# Windows Service / Application always running



## joswoody (Oct 5, 2011)

I have an application that I run on Windows Server 2008, but then when I log off the application will close. Is there a way which I can make this application always running even when I logg off the server, like a Windows Service?? I tried to create a Windows service using the sc command and it was successfully but when I go to start the service it will give me the following error:

Error 1053: The service did not respond to the start or control request in a timely fashion... 

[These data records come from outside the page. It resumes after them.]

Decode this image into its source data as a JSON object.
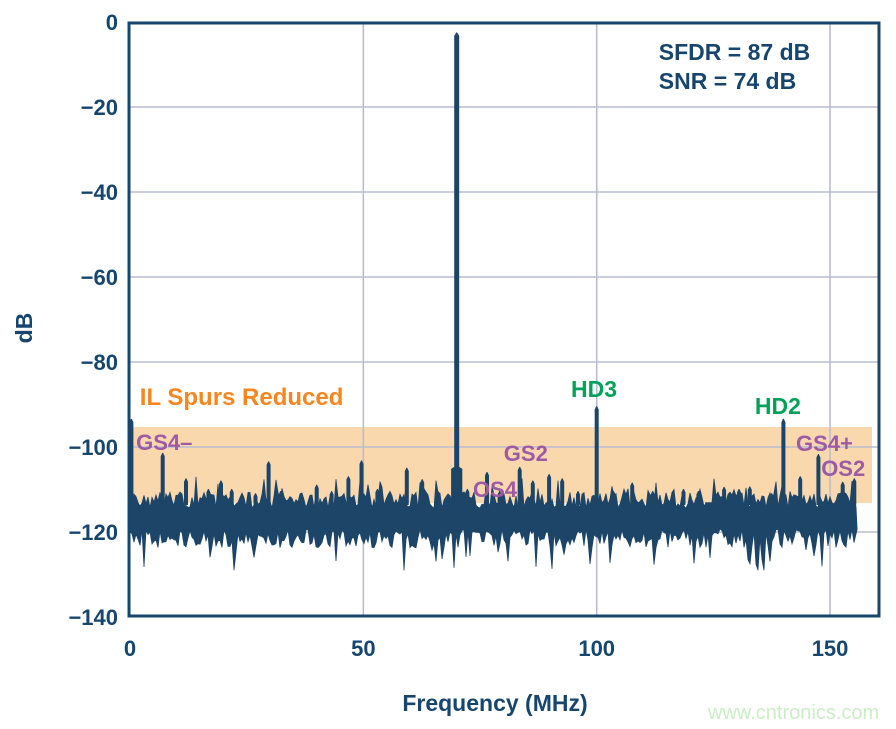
{
  "figure": {
    "watermark": "www.cntronics.com"
  },
  "chart_data": {
    "type": "line",
    "subtype": "fft-spectrum",
    "title": "",
    "xlabel": "Frequency (MHz)",
    "ylabel": "dB",
    "xlim": [
      0,
      160.5
    ],
    "ylim": [
      -140,
      0
    ],
    "xticks": [
      0,
      50,
      100,
      150
    ],
    "yticks": [
      0,
      -20,
      -40,
      -60,
      -80,
      -100,
      -120,
      -140
    ],
    "grid": true,
    "stats_text": [
      "SFDR = 87 dB",
      "SNR = 74 dB"
    ],
    "fundamental": {
      "freq_mhz": 70,
      "level_db": -2.6
    },
    "spurs": [
      {
        "freq_mhz": 0.3,
        "level_db": -93.5
      },
      {
        "freq_mhz": 7.0,
        "level_db": -101.5,
        "name": "GS4–"
      },
      {
        "freq_mhz": 12.0,
        "level_db": -107.5
      },
      {
        "freq_mhz": 16.8,
        "level_db": -110.0
      },
      {
        "freq_mhz": 19.5,
        "level_db": -108.0
      },
      {
        "freq_mhz": 21.8,
        "level_db": -110.0
      },
      {
        "freq_mhz": 26.9,
        "level_db": -111.0
      },
      {
        "freq_mhz": 29.7,
        "level_db": -103.5
      },
      {
        "freq_mhz": 32.3,
        "level_db": -110.5
      },
      {
        "freq_mhz": 40.0,
        "level_db": -109.0
      },
      {
        "freq_mhz": 43.2,
        "level_db": -110.5
      },
      {
        "freq_mhz": 46.8,
        "level_db": -107.0
      },
      {
        "freq_mhz": 49.6,
        "level_db": -103.3
      },
      {
        "freq_mhz": 53.0,
        "level_db": -110.0
      },
      {
        "freq_mhz": 59.3,
        "level_db": -105.0
      },
      {
        "freq_mhz": 62.6,
        "level_db": -107.7
      },
      {
        "freq_mhz": 66.0,
        "level_db": -110.5
      },
      {
        "freq_mhz": 72.3,
        "level_db": -110.0
      },
      {
        "freq_mhz": 76.5,
        "level_db": -106.0,
        "name": "OS4"
      },
      {
        "freq_mhz": 79.2,
        "level_db": -110.5
      },
      {
        "freq_mhz": 83.5,
        "level_db": -104.8,
        "name": "GS2"
      },
      {
        "freq_mhz": 86.3,
        "level_db": -108.0
      },
      {
        "freq_mhz": 89.8,
        "level_db": -106.5
      },
      {
        "freq_mhz": 92.6,
        "level_db": -107.5
      },
      {
        "freq_mhz": 96.0,
        "level_db": -110.5
      },
      {
        "freq_mhz": 100.0,
        "level_db": -90.5,
        "name": "HD3"
      },
      {
        "freq_mhz": 103.6,
        "level_db": -110.5
      },
      {
        "freq_mhz": 107.6,
        "level_db": -108.5
      },
      {
        "freq_mhz": 112.0,
        "level_db": -110.5
      },
      {
        "freq_mhz": 118.6,
        "level_db": -110.0
      },
      {
        "freq_mhz": 121.8,
        "level_db": -110.5
      },
      {
        "freq_mhz": 127.3,
        "level_db": -109.5
      },
      {
        "freq_mhz": 130.5,
        "level_db": -110.0
      },
      {
        "freq_mhz": 132.8,
        "level_db": -109.4
      },
      {
        "freq_mhz": 137.5,
        "level_db": -111.0
      },
      {
        "freq_mhz": 140.0,
        "level_db": -93.5,
        "name": "HD2"
      },
      {
        "freq_mhz": 143.6,
        "level_db": -107.0
      },
      {
        "freq_mhz": 147.5,
        "level_db": -101.8,
        "name": "GS4+"
      },
      {
        "freq_mhz": 152.7,
        "level_db": -108.3,
        "name": "OS2"
      },
      {
        "freq_mhz": 155.2,
        "level_db": -107.5
      }
    ],
    "noise_floor": {
      "start_mhz": 0,
      "end_mhz": 155.8,
      "top_mean_db": -112.5,
      "bottom_mean_db": -121.5,
      "min_db": -129,
      "seed": 9
    },
    "highlight_band": {
      "label": "IL Spurs Reduced",
      "x_range_mhz": [
        0.3,
        159
      ],
      "y_range_db": [
        -95.3,
        -113.2
      ]
    },
    "annotations": [
      {
        "text": "IL Spurs Reduced",
        "kind": "band-label",
        "x_mhz": 2.1,
        "y_db": -90.1
      },
      {
        "text": "GS4–",
        "kind": "interleave-spur-label",
        "x_mhz": 1.3,
        "y_db": -100.7
      },
      {
        "text": "OS4",
        "kind": "interleave-spur-label",
        "x_mhz": 73.5,
        "y_db": -111.8
      },
      {
        "text": "GS2",
        "kind": "interleave-spur-label",
        "x_mhz": 80.1,
        "y_db": -103.3
      },
      {
        "text": "HD3",
        "kind": "harmonic-label",
        "x_mhz": 94.5,
        "y_db": -88.2
      },
      {
        "text": "HD2",
        "kind": "harmonic-label",
        "x_mhz": 133.9,
        "y_db": -92.2
      },
      {
        "text": "GS4+",
        "kind": "interleave-spur-label",
        "x_mhz": 142.7,
        "y_db": -100.9
      },
      {
        "text": "OS2",
        "kind": "interleave-spur-label",
        "x_mhz": 148.1,
        "y_db": -106.8
      },
      {
        "text": "SFDR = 87 dB",
        "kind": "stat",
        "x_mhz": 113.3,
        "y_db": -8.9
      },
      {
        "text": "SNR = 74 dB",
        "kind": "stat",
        "x_mhz": 113.3,
        "y_db": -15.8
      }
    ],
    "colors": {
      "navy": "#16466E",
      "spectrum": "#1D4568",
      "grid": "#B9BECE",
      "band": "#FAD8AE",
      "orange": "#F6861F",
      "purple": "#9C5BA4",
      "green": "#00A259",
      "watermark": "#CBEDC5",
      "background": "#FFFFFF"
    }
  }
}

Any help with this please guys??? 

I would also appreciate if you can tell me if it can be done without creating a windows service. 


Many Thanks.


----------



## Squashman (Apr 4, 2003)

Any chance you could tell us what that application is otherwise we all are just grasping at straws and would be wasting our time.


----------



## joswoody (Oct 5, 2011)

The program is called 'Temperature Sensor', basically it is a custom made application to monitor your temperature trough a USB Device so if the room temperature will get above certain degrees the servers will shutdown.

Hope this will help.

Thanks


----------



## Elvandil (Aug 1, 2003)

A service is surely what you want since you don't want it to depend on someone's login. There are a number of tools for creating services, but I have been using a simple one in Process Hacker. Under the Tools menu in that very useful task manager, there is a "Create Service" option.

The "Fuchs Service Manager" also allows creation of new services.


----------